Monday, February 20, 2012

Are You Earning Respect or a Paycheck?

I realize I work as an English teacher in a third world country and not a 1960s era US advertising agency, but sometimes I wonder what the difference is. I’m required to wear a skirt. Wage discrimination is by skin tone, not gender, and to my benefit, but it’s there. And being a feminist, well, I’m not the majority here. It’s just as well I didn’t get my photo share site working, it’d be a liability to my employment right now. Obviously I’m not going to elaborate on a public blog. Same reason post about Thai scout camp is indefinitely postponed. I took paper notes. Not many white girls attend those. I enjoyed the camp for the most part, and the students enjoyed my presence. Especially the red-bracelets. I’m glad I could be there for them.

American Teacher Barbie, I’m not blonde, but I’ve got the right accent and I am pretty cute. Throwing out my mascara was hardly a stand. And I ended up buying more. It never actually helps, especially in this humidity. Last week, I was trying to help a student and I was wheeled over into a desk that is not my own to be filmed for local TV, all the white teachers in one block of desks, working their magic to teach listening and speaking. Yep, I am Barbie. I didn’t get to help that student.

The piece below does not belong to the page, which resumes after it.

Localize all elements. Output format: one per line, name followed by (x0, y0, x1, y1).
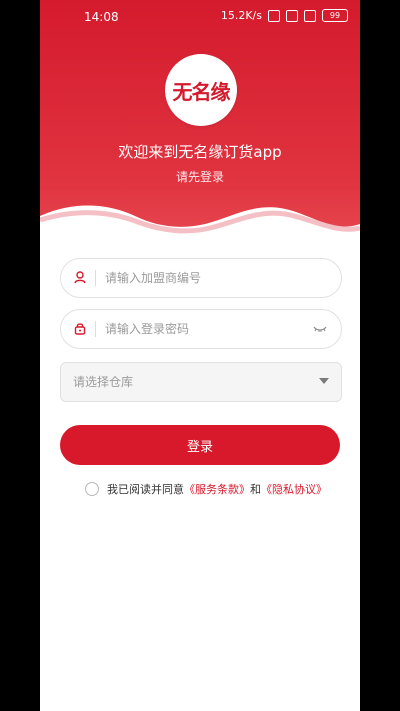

It’s been awhile since I posted. You may or may not be aware that I’m trying to be more guarded, and simultaneously exploding on to the internet to try and keep my outward cool while appearing to be productive. Gee, when did you start posting so much? Well, I said I’m playing my cards even closer than usual. I should probably save that. It’s a junk hand any way. But I’m sure the Terror Warning and Iranian bomb bozos didn’t help matters. For the record, you’re not required to call the Embassy to tell them you’re ok. And I am not a government official.

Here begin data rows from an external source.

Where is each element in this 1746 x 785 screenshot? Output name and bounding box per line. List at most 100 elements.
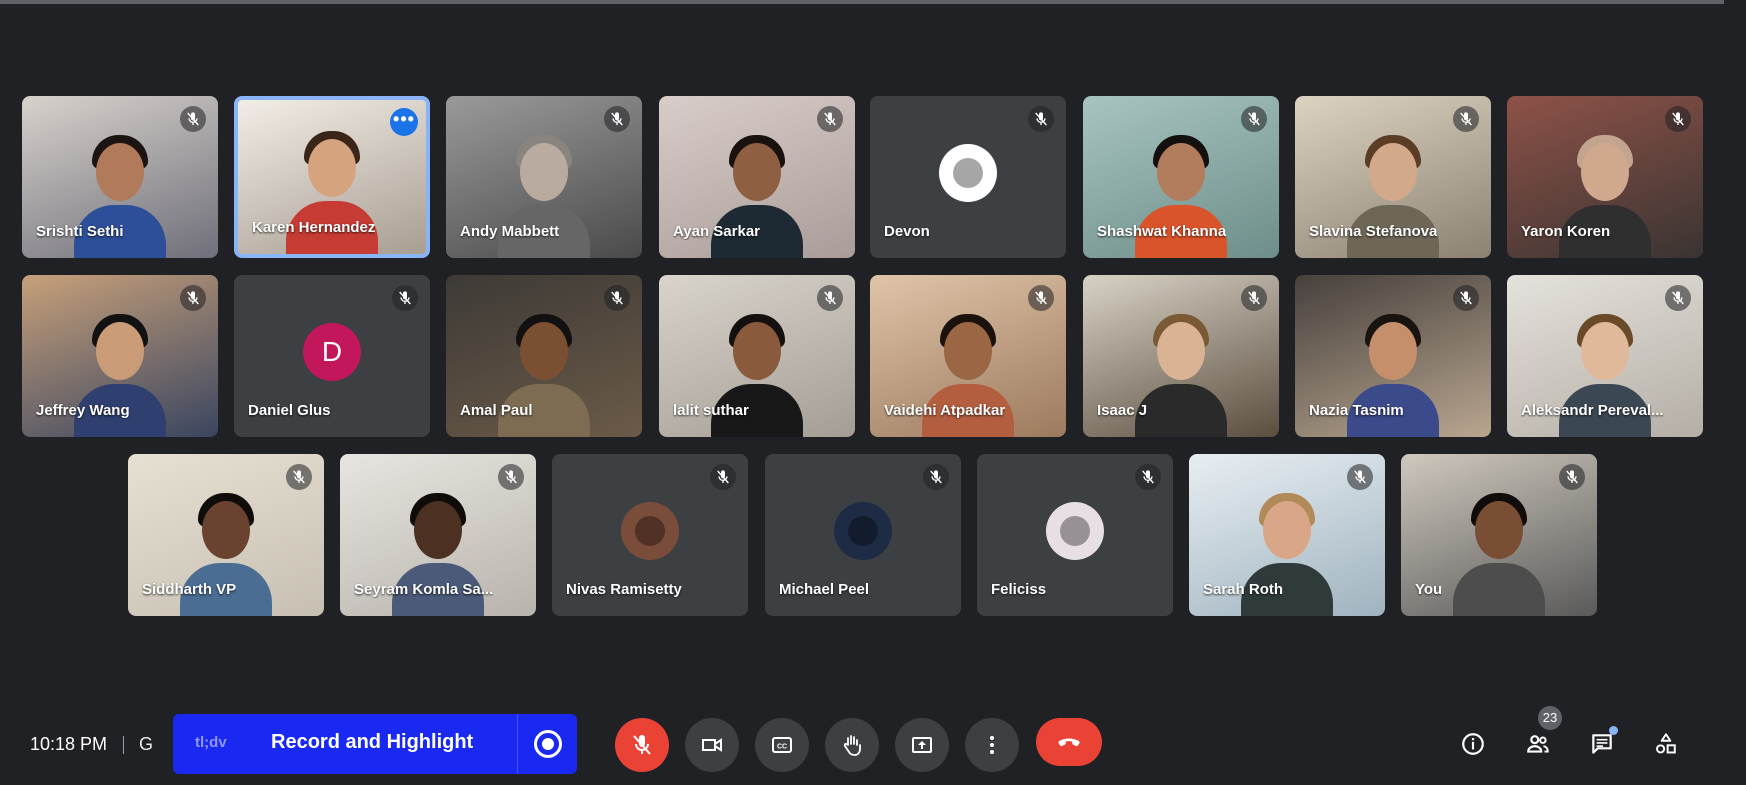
muted-mic-icon [498, 464, 524, 490]
participant-tile[interactable]: Jeffrey Wang [22, 275, 218, 437]
participant-avatar: D [303, 323, 361, 381]
muted-mic-icon [1241, 285, 1267, 311]
participant-avatar [834, 502, 892, 560]
participant-tile[interactable]: Vaidehi Atpadkar [870, 275, 1066, 437]
photo-avatar [848, 516, 878, 546]
meeting-code: G [139, 734, 154, 754]
camera-toggle-button[interactable] [685, 718, 739, 772]
muted-mic-icon [604, 106, 630, 132]
participant-video [1135, 312, 1227, 437]
participant-name: Michael Peel [779, 581, 870, 598]
muted-mic-icon [1453, 106, 1479, 132]
participant-name: Nazia Tasnim [1309, 402, 1404, 419]
more-options-button[interactable] [965, 718, 1019, 772]
participant-tile[interactable]: lalit suthar [659, 275, 855, 437]
present-icon [912, 737, 932, 753]
end-call-icon [1058, 738, 1080, 747]
participant-name: Ayan Sarkar [673, 223, 760, 240]
participant-name: Amal Paul [460, 402, 533, 419]
participant-name: Shashwat Khanna [1097, 223, 1227, 240]
muted-mic-icon [1028, 106, 1054, 132]
participant-tile[interactable]: Nazia Tasnim [1295, 275, 1491, 437]
participant-tile[interactable]: Isaac J [1083, 275, 1279, 437]
muted-mic-icon [1241, 106, 1267, 132]
meeting-info-button[interactable] [1455, 726, 1491, 762]
time-separator [123, 736, 124, 754]
people-button[interactable] [1520, 726, 1556, 762]
participant-tile[interactable]: Siddharth VP [128, 454, 324, 616]
chess-piece-avatar [953, 158, 983, 188]
tldv-record-panel[interactable]: tl;dv Record and Highlight [173, 714, 577, 774]
tldv-logo: tl;dv [195, 734, 227, 751]
participant-tile[interactable]: Shashwat Khanna [1083, 96, 1279, 258]
tile-options-button[interactable]: ••• [390, 108, 418, 136]
present-button[interactable] [895, 718, 949, 772]
muted-mic-icon [923, 464, 949, 490]
participant-name: Sarah Roth [1203, 581, 1284, 598]
people-icon [1527, 735, 1549, 753]
participant-tile[interactable]: Yaron Koren [1507, 96, 1703, 258]
participant-name: Daniel Glus [248, 402, 331, 419]
participant-tile[interactable]: Slavina Stefanova [1295, 96, 1491, 258]
tldv-divider [517, 714, 518, 774]
activities-button[interactable] [1648, 726, 1684, 762]
muted-mic-icon [392, 285, 418, 311]
activities-icon [1656, 733, 1676, 754]
more-vert-icon [990, 736, 994, 754]
participant-tile[interactable]: D Daniel Glus [234, 275, 430, 437]
muted-mic-icon [1028, 285, 1054, 311]
participant-avatar [1046, 502, 1104, 560]
camera-icon [702, 738, 722, 752]
muted-mic-icon [1665, 106, 1691, 132]
participant-name: Srishti Sethi [36, 223, 124, 240]
muted-mic-icon [1135, 464, 1161, 490]
mic-toggle-button[interactable] [615, 718, 669, 772]
participant-tile[interactable]: ••• Karen Hernandez [234, 96, 430, 258]
muted-mic-icon [1347, 464, 1373, 490]
participant-tile[interactable]: Srishti Sethi [22, 96, 218, 258]
participant-name: Slavina Stefanova [1309, 223, 1438, 240]
anime-avatar [1060, 516, 1090, 546]
participant-name: Nivas Ramisetty [566, 581, 682, 598]
participant-name: Isaac J [1097, 402, 1148, 419]
participant-name: Siddharth VP [142, 581, 237, 598]
muted-mic-icon [817, 106, 843, 132]
leave-call-button[interactable] [1036, 718, 1102, 766]
chat-notification-dot [1609, 726, 1618, 735]
participant-tile[interactable]: Amal Paul [446, 275, 642, 437]
participant-name: Yaron Koren [1521, 223, 1611, 240]
raise-hand-button[interactable] [825, 718, 879, 772]
participant-name: Andy Mabbett [460, 223, 560, 240]
participant-tile[interactable]: Andy Mabbett [446, 96, 642, 258]
participant-name: lalit suthar [673, 402, 749, 419]
participant-avatar [621, 502, 679, 560]
muted-mic-icon [1665, 285, 1691, 311]
participant-tile[interactable]: Nivas Ramisetty [552, 454, 748, 616]
participant-tile[interactable]: Sarah Roth [1189, 454, 1385, 616]
participant-tile[interactable]: Ayan Sarkar [659, 96, 855, 258]
mic-off-icon [633, 735, 651, 755]
participant-tile[interactable]: Seyram Komla Sa... [340, 454, 536, 616]
chat-icon [1592, 734, 1612, 754]
captions-icon: CC [772, 737, 792, 753]
participant-tile[interactable]: You [1401, 454, 1597, 616]
participant-avatar [939, 144, 997, 202]
participant-name: Devon [884, 223, 930, 240]
participant-tile[interactable]: Feliciss [977, 454, 1173, 616]
record-and-highlight-button[interactable]: Record and Highlight [271, 731, 473, 754]
participant-tile[interactable]: Devon [870, 96, 1066, 258]
muted-mic-icon [710, 464, 736, 490]
muted-mic-icon [1453, 285, 1479, 311]
muted-mic-icon [1559, 464, 1585, 490]
participant-name: You [1415, 581, 1443, 598]
participant-name: Vaidehi Atpadkar [884, 402, 1006, 419]
info-icon [1462, 733, 1484, 755]
participant-video [1453, 491, 1545, 616]
participant-name: Jeffrey Wang [36, 402, 130, 419]
photo-avatar [635, 516, 665, 546]
participant-name: Karen Hernandez [252, 219, 376, 236]
participant-tile[interactable]: Michael Peel [765, 454, 961, 616]
record-icon[interactable] [534, 730, 562, 758]
participant-tile[interactable]: Aleksandr Pereval... [1507, 275, 1703, 437]
captions-button[interactable]: CC [755, 718, 809, 772]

I won’t fully explain the incidents leading me to ponder the question, am I working for respect or a paycheck? But I’ve realized I’m working for a paycheck right now. I enjoy having housing, food, etc., but I know few people that can feel happy when they aren’t earning respect. Real respect, not the OMG your skin is SO WHITE respect. I value respect and honesty. And I’m currently mastering deception and falsehoods. How do I even find room to respect myself? Well, I’m doing the best I can. I try to remind myself that just last week I earned my 5-year teacher’s license. But I spent five years just to get the 2-year, and my home state just passed legislation against labor unions. I’m in a situation where schools on both sides of the ocean want two years of experience, and my first year doesn’t ‘count.’ In many situations my current experience doesn’t ‘count.’ Hey, this isn’t about the paycheck this is about respect. And I am Teacher Barbie in a world disbanding unions and dumbing down education.

Like everything else, I will push through. Many people have to compromise respect to put food on their table, and like I’m one to complain when I have a passport, a paycheck and my resume to date. I’ll find a way, even if it’s not the most traditional one. That’s what I do. I am the ringleader. And I like to take my circus on the road. No one will get that reference.